2-Before serving, stir the almond drink as it may separate during chilling.

Garnish (Optional):

1-Serve the Shendetlie in glasses over ice.

2-Optionally, sprinkle a pinch of ground cinnamon on top for a delightful aromatic touch.

Enjoy:Sip and savor the rich, nutty flavors of this traditional Albanian almond drink. Shendetlie not only delights the palate but also nourishes the body with its wholesome goodness.

Now, you have a refreshing and traditional Albanian Shendetlie ready to be enjoyed. Share this delightful beverage with friends and family, and embrace the cultural richness it brings to your table. Cheers to the taste of Albania!

Nutritional Values:

Here are approximate nutritional values for the listed ingredients per standard serving size:

Raw Almonds (1 cup):

  • Calories: 529
  • Protein: 20 g
  • Fat: 46 g (Saturated Fat: 3.5 g, Monounsaturated Fat: 30.9 g, Polyunsaturated Fat: 9.7 g)
  • Carbohydrates: 20 g
  • Dietary Fiber: 12 g
  • Sugars: 4 g

Benefits: Rich in healthy monounsaturated fats, protein, and fiber. Almonds also provide essential nutrients like vitamin E, magnesium, and antioxidants. They promote heart health, support weight management, and contribute to overall well-being.

Water (for soaking - 4 cups):

  • No significant nutritional value as it is primarily used for soaking and discarded.

Benefits: Hydration is crucial for bodily functions, including digestion and nutrient absorption. Soaking almonds in water helps soften them, making it easier to blend and extract their nutritional content.

Water (for blending - 4 cups):

  • No significant nutritional value as it is primarily used for blending.

Benefits: Water is essential for life and helps create a smooth and creamy consistency when blending almonds. It aids in extracting the flavors and nutrients from the almonds, contributing to the overall texture of the drink.

Sugar (1 cup):

  • Calories: 774
  • Carbohydrates: 200 g
  • Sugars: 200 g

Benefits: While sugar provides energy, it should be consumed in moderation. In this recipe, sugar adds sweetness, enhancing the flavor of the almond drink. Be mindful of portion sizes to maintain a balanced diet.

Vanilla Extract (1 teaspoon):

  • Calories: 12
  • Carbohydrates: 0.6 g

Benefits: Vanilla extract contributes a delightful aroma and flavor to the almond drink. It enhances the overall taste experience without adding significant calories. Additionally, some studies suggest that the scent of vanilla may have a calming effect.

Ground Cinnamon for Garnish (1 teaspoon):

  • Calories: 6
  • Carbohydrates: 2 g
  • Fiber: 1.4 g

Benefits: Cinnamon is rich in antioxidants and has anti-inflammatory properties. It adds a warm and aromatic flavor to the drink. Some studies also suggest that cinnamon may help regulate blood sugar levels and improve overall heart health.

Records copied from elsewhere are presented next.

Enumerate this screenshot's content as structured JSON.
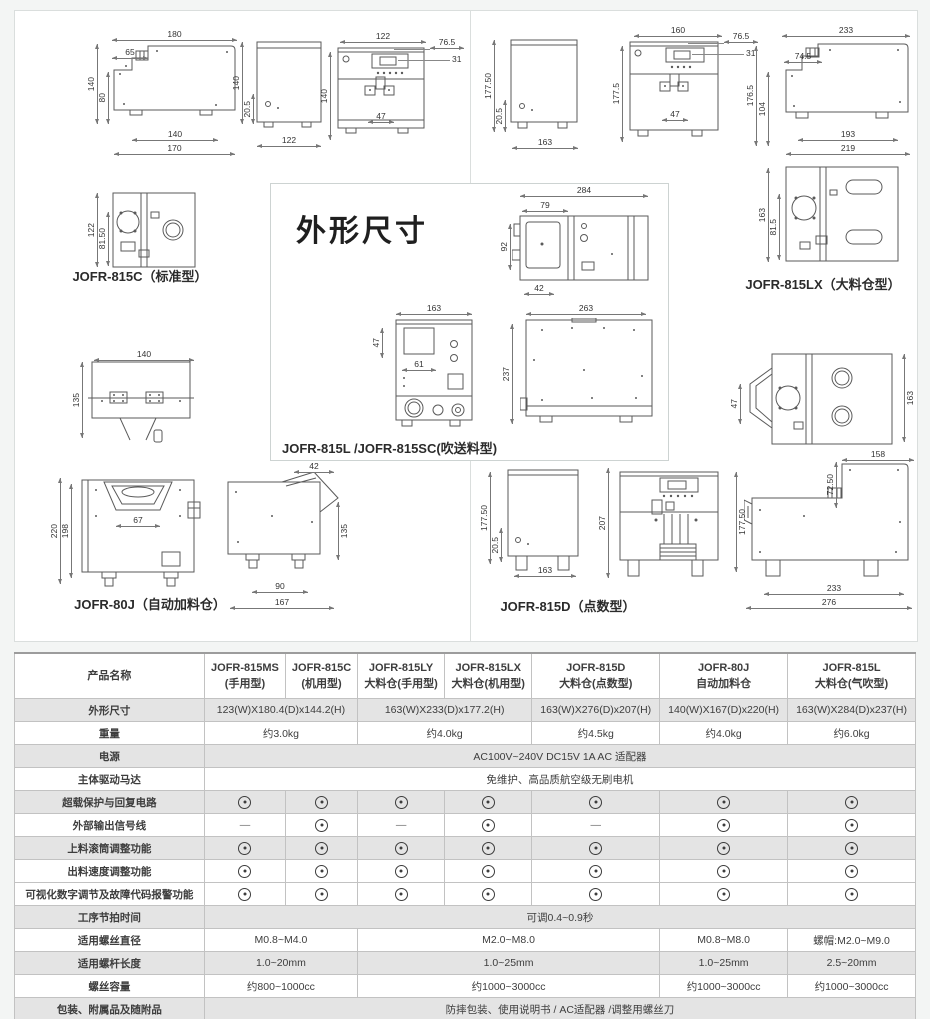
{
  "drawings": {
    "title": "外形尺寸",
    "c": {
      "label": "JOFR-815C（标准型）",
      "side": {
        "top": "180",
        "step": "65",
        "h": "140",
        "h2": "80",
        "bot_in": "140",
        "bot": "170"
      },
      "back": {
        "h": "140",
        "h2": "20.5",
        "w": "122"
      },
      "front": {
        "w": "122",
        "r1": "76.5",
        "r2": "31",
        "h": "140",
        "inner": "47"
      },
      "top": {
        "h": "122",
        "h2": "81.50"
      }
    },
    "hinge": {
      "w": "140",
      "h": "135"
    },
    "j80": {
      "label": "JOFR-80J（自动加料仓）",
      "front": {
        "h": "220",
        "h2": "198",
        "inner": "67"
      },
      "side": {
        "top": "42",
        "r": "135",
        "bot_in": "90",
        "bot": "167"
      }
    },
    "lx": {
      "label": "JOFR-815LX（大料仓型）",
      "back": {
        "h": "177.50",
        "h2": "20.5",
        "w": "163"
      },
      "front": {
        "w": "160",
        "r1": "76.5",
        "r2": "31",
        "h": "177.5",
        "inner": "47"
      },
      "side": {
        "top": "233",
        "step": "74.5",
        "h": "176.5",
        "h2": "104",
        "bot_in": "193",
        "bot": "219"
      },
      "top": {
        "h": "163",
        "h2": "81.5"
      }
    },
    "ltop": {
      "l": "47",
      "r": "163"
    },
    "d": {
      "label": "JOFR-815D（点数型）",
      "back": {
        "h": "177.50",
        "h2": "20.5",
        "w": "163"
      },
      "front": {
        "h": "207",
        "r": "177.50"
      },
      "side": {
        "top": "158",
        "r": "72.50",
        "bot_in": "233",
        "bot": "276"
      }
    },
    "l": {
      "label": "JOFR-815L /JOFR-815SC(吹送料型)",
      "side": {
        "top": "284",
        "in_top": "79",
        "h": "92",
        "in_bot": "42"
      },
      "front": {
        "top": "163",
        "l": "47",
        "inner": "61"
      },
      "side2": {
        "top": "263",
        "h": "237"
      }
    }
  },
  "table": {
    "header": {
      "label": "产品名称",
      "columns": [
        {
          "line1": "JOFR-815MS",
          "line2": "(手用型)"
        },
        {
          "line1": "JOFR-815C",
          "line2": "(机用型)"
        },
        {
          "line1": "JOFR-815LY",
          "line2": "大料仓(手用型)"
        },
        {
          "line1": "JOFR-815LX",
          "line2": "大料仓(机用型)"
        },
        {
          "line1": "JOFR-815D",
          "line2": "大料仓(点数型)"
        },
        {
          "line1": "JOFR-80J",
          "line2": "自动加料仓"
        },
        {
          "line1": "JOFR-815L",
          "line2": "大料仓(气吹型)"
        }
      ]
    },
    "rows": [
      {
        "label": "外形尺寸",
        "shade": true,
        "cells": [
          {
            "span": 2,
            "text": "123(W)X180.4(D)x144.2(H)"
          },
          {
            "span": 2,
            "text": "163(W)X233(D)x177.2(H)"
          },
          {
            "span": 1,
            "text": "163(W)X276(D)x207(H)"
          },
          {
            "span": 1,
            "text": "140(W)X167(D)x220(H)"
          },
          {
            "span": 1,
            "text": "163(W)X284(D)x237(H)"
          }
        ]
      },
      {
        "label": "重量",
        "shade": false,
        "cells": [
          {
            "span": 2,
            "text": "约3.0kg"
          },
          {
            "span": 2,
            "text": "约4.0kg"
          },
          {
            "span": 1,
            "text": "约4.5kg"
          },
          {
            "span": 1,
            "text": "约4.0kg"
          },
          {
            "span": 1,
            "text": "约6.0kg"
          }
        ]
      },
      {
        "label": "电源",
        "shade": true,
        "cells": [
          {
            "span": 7,
            "text": "AC100V~240V DC15V 1A AC 适配器"
          }
        ]
      },
      {
        "label": "主体驱动马达",
        "shade": false,
        "cells": [
          {
            "span": 7,
            "text": "免维护、高品质航空级无刷电机"
          }
        ]
      },
      {
        "label": "超载保护与回复电路",
        "shade": true,
        "cells": [
          {
            "sym": "dot"
          },
          {
            "sym": "dot"
          },
          {
            "sym": "dot"
          },
          {
            "sym": "dot"
          },
          {
            "sym": "dot"
          },
          {
            "sym": "dot"
          },
          {
            "sym": "dot"
          }
        ]
      },
      {
        "label": "外部输出信号线",
        "shade": false,
        "cells": [
          {
            "sym": "dash"
          },
          {
            "sym": "dot"
          },
          {
            "sym": "dash"
          },
          {
            "sym": "dot"
          },
          {
            "sym": "dash"
          },
          {
            "sym": "dot"
          },
          {
            "sym": "dot"
          }
        ]
      },
      {
        "label": "上料滚筒调整功能",
        "shade": true,
        "cells": [
          {
            "sym": "dot"
          },
          {
            "sym": "dot"
          },
          {
            "sym": "dot"
          },
          {
            "sym": "dot"
          },
          {
            "sym": "dot"
          },
          {
            "sym": "dot"
          },
          {
            "sym": "dot"
          }
        ]
      },
      {
        "label": "出料速度调整功能",
        "shade": false,
        "cells": [
          {
            "sym": "dot"
          },
          {
            "sym": "dot"
          },
          {
            "sym": "dot"
          },
          {
            "sym": "dot"
          },
          {
            "sym": "dot"
          },
          {
            "sym": "dot"
          },
          {
            "sym": "dot"
          }
        ]
      },
      {
        "label": "可视化数字调节及故障代码报警功能",
        "shade": false,
        "cells": [
          {
            "sym": "dot"
          },
          {
            "sym": "dot"
          },
          {
            "sym": "dot"
          },
          {
            "sym": "dot"
          },
          {
            "sym": "dot"
          },
          {
            "sym": "dot"
          },
          {
            "sym": "dot"
          }
        ]
      },
      {
        "label": "工序节拍时间",
        "shade": true,
        "cells": [
          {
            "span": 7,
            "text": "可调0.4~0.9秒"
          }
        ]
      },
      {
        "label": "适用螺丝直径",
        "shade": false,
        "cells": [
          {
            "span": 2,
            "text": "M0.8~M4.0"
          },
          {
            "span": 3,
            "text": "M2.0~M8.0"
          },
          {
            "span": 1,
            "text": "M0.8~M8.0"
          },
          {
            "span": 1,
            "text": "螺帽:M2.0~M9.0"
          }
        ]
      },
      {
        "label": "适用螺杆长度",
        "shade": true,
        "cells": [
          {
            "span": 2,
            "text": "1.0~20mm"
          },
          {
            "span": 3,
            "text": "1.0~25mm"
          },
          {
            "span": 1,
            "text": "1.0~25mm"
          },
          {
            "span": 1,
            "text": "2.5~20mm"
          }
        ]
      },
      {
        "label": "螺丝容量",
        "shade": false,
        "cells": [
          {
            "span": 2,
            "text": "约800~1000cc"
          },
          {
            "span": 3,
            "text": "约1000~3000cc"
          },
          {
            "span": 1,
            "text": "约1000~3000cc"
          },
          {
            "span": 1,
            "text": "约1000~3000cc"
          }
        ]
      },
      {
        "label": "包装、附属品及随附品",
        "shade": true,
        "cells": [
          {
            "span": 7,
            "text": "防摔包装、使用说明书 / AC适配器 /调整用螺丝刀"
          }
        ]
      }
    ]
  }
}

It's important to note that these values are approximate and can vary based on the specific brands or types of ingredients used. Additionally, the nutritional values for water used in soaking and blending are negligible as they are primarily for preparation purposes and are not consumed in the final dish. If you have specific dietary requirements or are aiming for precise nutritional information, it's advisable to consult with a nutritionist or use more detailed nutritional databases.